Geschwister Well – der Schürhaken und seine Klangfreunde

Teaser zur Kritik über Geschwister Well in der Stuttgarter Zeitung

Teaser zur Kritik über Geschwister Well in der Stuttgarter Zeitung


(Stuttgarter Zeitung vom 23. April 2013)

Die Geschwister Well haben im Theaterhaus musiziert.

 Von Michael Werner

So lustig sind sie halt in Bayern, „Wer nimmt die Oma – die liegt im Koma!“, schmettern die Geschwister Well. Wirklich außergewöhnlich ist. dass die 93-jährige Mutter der drei Schwestern und der drei Brüder höchstselbst im Dirndl auf der Bühne des Theaterhauses sitzt. Im nächsten Lied spielt die ein bisschen Zither. Denn das sind ja die schönsten Filme und die schönsten Romane: die, in denen sich Menschen aus dem Unbill des Lebens zurück in den Schoß der Familie retten, wo am Ende alles gut wird, irgendwie. So geschehen auch bei den Wells: Die Brüder Christoph (Stofferl) und Michael bildeten bis vor Kurzem zwei Drittel des genialen Brüdertrios Biermösl Blosn. Nachdem das Trio zerbrach, schlüpften die beiden Brüder gemeinsam mit ihrem bisher eher im Verborgenen wirkenden Bruder Karl bei der Großfamilie unter, wo nun auch drei für gewöhnlich als Wellküren firmierende Schwestern musizieren. Zu sechst (oder, beim Gastauftritt der Mutter, auch zu siebt) bearbeiten sie höchst kreativen zutiefst bajuwarisches Instrumentarium, das wohlhabender Hausmusik entstammen könnte – oder auch besonders extravagantem Pop: Der AC/DC-Klassiker „Highway to Hell“ erschallt nun in der Da-Teifi–soi-eam-hoin-Fassung mit Harfe, Hackbrett und Konzertgitarre, dazu erst drei Blockflöten und später noch Tuba und Saxofon.

Außerdem erschallen an diesem Abend, der geborgener klingt, als er womöglich gemeint ist, verschiedene Ziehharmonikas, Posaunen, Nonnen- und sonstige Trompeten, Mostkübel, Kochtöpfe und Maultrommeln, eine Klarinette sowie eine rasant gekurbelte Drehleier.
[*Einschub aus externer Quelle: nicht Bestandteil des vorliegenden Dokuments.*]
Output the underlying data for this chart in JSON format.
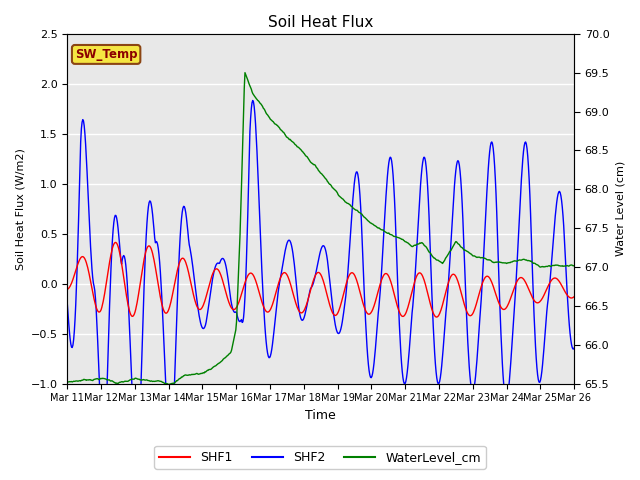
{
  "title": "Soil Heat Flux",
  "ylabel_left": "Soil Heat Flux (W/m2)",
  "ylabel_right": "Water Level (cm)",
  "xlabel": "Time",
  "ylim_left": [
    -1.0,
    2.5
  ],
  "ylim_right": [
    65.5,
    70.0
  ],
  "bg_color": "#e8e8e8",
  "annotation_label": "SW_Temp",
  "annotation_box_facecolor": "#f5e642",
  "annotation_box_edgecolor": "#8b4513",
  "annotation_text_color": "#8b0000",
  "legend_entries": [
    "SHF1",
    "SHF2",
    "WaterLevel_cm"
  ],
  "line_colors": [
    "red",
    "blue",
    "green"
  ],
  "xtick_labels": [
    "Mar 11",
    "Mar 12",
    "Mar 13",
    "Mar 14",
    "Mar 15",
    "Mar 16",
    "Mar 17",
    "Mar 18",
    "Mar 19",
    "Mar 20",
    "Mar 21",
    "Mar 22",
    "Mar 23",
    "Mar 24",
    "Mar 25",
    "Mar 26"
  ],
  "shf1_amp_days": [
    0,
    1,
    2,
    3,
    4,
    5,
    6,
    7,
    8,
    9,
    10,
    11,
    12,
    13,
    14,
    15
  ],
  "shf1_amp_vals": [
    0.12,
    0.35,
    0.38,
    0.3,
    0.22,
    0.18,
    0.2,
    0.2,
    0.22,
    0.2,
    0.22,
    0.22,
    0.2,
    0.16,
    0.12,
    0.1
  ],
  "shf1_offset_days": [
    0,
    2,
    5,
    8,
    12,
    15
  ],
  "shf1_offset_vals": [
    0.05,
    0.05,
    -0.08,
    -0.1,
    -0.12,
    -0.04
  ],
  "shf1_phase_shift": 0.35,
  "shf2_amp_days": [
    0,
    0.4,
    0.8,
    1.1,
    1.6,
    2.1,
    2.6,
    3.1,
    3.6,
    4.1,
    4.5,
    4.8,
    5.0,
    5.15,
    5.4,
    5.8,
    6.3,
    6.8,
    7.2,
    7.7,
    8.2,
    8.7,
    9.2,
    9.7,
    10.2,
    10.7,
    11.2,
    11.7,
    12.2,
    12.7,
    13.2,
    13.7,
    14.2,
    14.7,
    15.0
  ],
  "shf2_amp_vals": [
    0.2,
    2.07,
    0.2,
    2.05,
    0.2,
    2.05,
    0.45,
    1.85,
    0.45,
    0.45,
    0.2,
    0.45,
    0.28,
    0.5,
    2.12,
    1.05,
    0.28,
    0.6,
    0.1,
    0.5,
    0.5,
    1.4,
    0.65,
    1.55,
    0.65,
    1.55,
    0.65,
    1.5,
    0.82,
    1.7,
    0.82,
    1.7,
    0.5,
    1.12,
    0.65
  ],
  "shf2_phase_shift": 0.55,
  "wl_days": [
    0,
    0.5,
    1.0,
    1.5,
    2.0,
    2.5,
    3.0,
    3.5,
    4.0,
    4.3,
    4.6,
    4.85,
    5.0,
    5.12,
    5.25,
    5.5,
    6.0,
    6.5,
    7.0,
    7.5,
    8.0,
    8.5,
    9.0,
    9.3,
    9.6,
    9.9,
    10.2,
    10.5,
    10.8,
    11.1,
    11.5,
    12.0,
    12.5,
    13.0,
    13.5,
    14.0,
    14.5,
    15.0
  ],
  "wl_vals": [
    65.52,
    65.55,
    65.58,
    65.52,
    65.55,
    65.5,
    65.48,
    65.6,
    65.62,
    65.7,
    65.8,
    65.9,
    66.2,
    67.5,
    69.5,
    69.2,
    68.9,
    68.65,
    68.45,
    68.2,
    67.95,
    67.75,
    67.6,
    67.5,
    67.45,
    67.4,
    67.3,
    67.35,
    67.2,
    67.1,
    67.4,
    67.2,
    67.1,
    67.05,
    67.1,
    67.0,
    67.05,
    67.02
  ]
}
Herrlich, wie Christoph Well, der Virtuoseste von allen, und sein Bruder Michael abwechselnd einzelne Töne aus der Geige und aus dem Banjo tröpfeln lassen. Wunderbar, wie ein alter Schürhaken durch den Abend geistert – und die Frage, wer en damals im Laufstall damit weshalb verletzt hat. Schön, wie gespielter Familienstreit den Alltag des Zuschauers relativiert: Da beschwert sich Christoph, dass die gitarrenstimmende Burgi sein Harfensolo stört. „Du bist doch ein einziges Solo“, entgegnet sie. Die Geschwister Well setzen der Berieselung der Daily Soaps aus dem Fernsehen ein Maß an selbstironischer Authenzität entgegen, das man als Yearly Soap im Theaterhaus immer und immer wieder genießen könnte.

Dass die Geschwister Well neben all der Musik auch noch Kabarett machen („Bob Dylan hat oberpfälzische Abstammung“) – ja mei. Das stört nicht. Das ist zuweilen sogar sehr unterhaltsam. Aber eigentlich würden sie gar keine Worte benötigen. Auf sehr schlaue weise aufsässig sind sie schon, indem sie ihre Lieblingsbeschäftigung öffentlich machen: sensationelle Hausmusik.